I understand that there are three tasks, because there are three actions
I would even say that there could be more Spark jobs, but the minimum number is 3 . It all depends on the implementation of the transformations and the action used.
I donβt understand why at stages Job 1 4, 5 and 6 coincide with stages 0, 1 and 2 of task 0, and the same thing happens for Job 2.
Task 1 is the result of an action that was performed on RDD, finalRdd . This RDD was created using (backward): join , textFile , map and distinct .
val people = sc.textFile("people.csv").map { line => val tokens = line.split(",") val key = tokens(2) (key, (tokens(0), tokens(1))) }.distinct val cities = sc.textFile("cities.csv").map { line => val tokens = line.split(",") (tokens(0), tokens(1)) } val finalRdd = people.join(cities)
Run the above and you will see the same DAG.

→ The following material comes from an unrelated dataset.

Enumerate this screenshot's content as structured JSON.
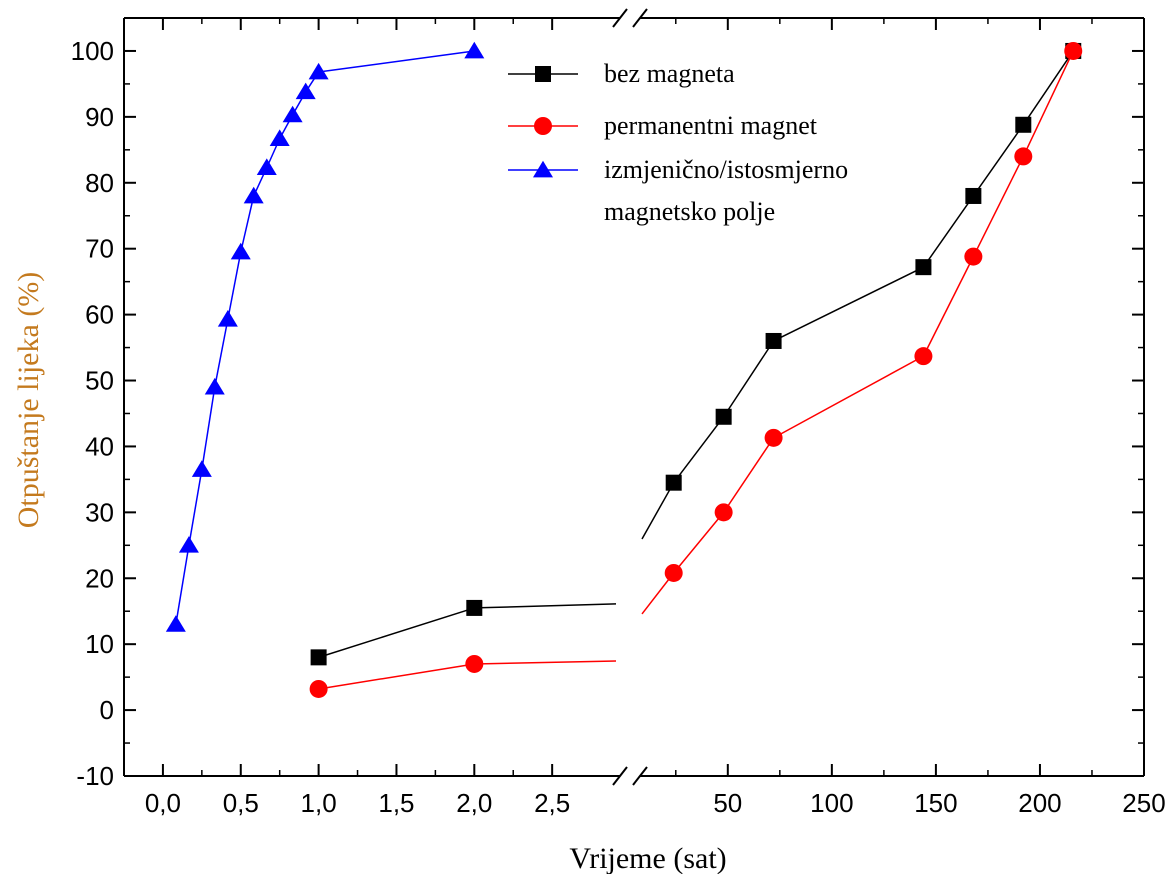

Now when you perform the leftOuterJoin or rightOuterJoin , you will get two other DAG groups. You use the previously used RDDs to start new Spark jobs, and you will see the same steps.
why are steps 4 and 9 skipped
Often Spark skips some steps. Segmented steps are those that have already been calculated, so Spark will reuse them and thus increase productivity.

How can I find out which steps will be performed more than the task, only using Java code (before doing anything)?
What the line (graph) RDD offers.
scala> people.leftOuterJoin(cities).toDebugString res15: String = (3) MapPartitionsRDD[99] at leftOuterJoin at <console>:28 [] | MapPartitionsRDD[98] at leftOuterJoin at <console>:28 [] | CoGroupedRDD[97] at leftOuterJoin at <console>:28 [] +-(2) MapPartitionsRDD[81] at distinct at <console>:27 [] | | ShuffledRDD[80] at distinct at <console>:27 [] | +-(2) MapPartitionsRDD[79] at distinct at <console>:27 [] | | MapPartitionsRDD[78] at map at <console>:24 [] | | people.csv MapPartitionsRDD[77] at textFile at <console>:24 [] | | people.csv HadoopRDD[76] at textFile at <console>:24 [] +-(3) MapPartitionsRDD[84] at map at <console>:29 [] | cities.csv MapPartitionsRDD[83] at textFile at <console>:29 [] | cities.csv HadoopRDD[82] at textFile at <console>:29 []
As you can see for yourself, you will end up with 4 stages, since there are 3 dependencies in random order (edges with section numbers).
The number in parentheses is the number of sections that DAGScheduler will ultimately use to create task sets with the exact number of tasks. One TaskSet per stage.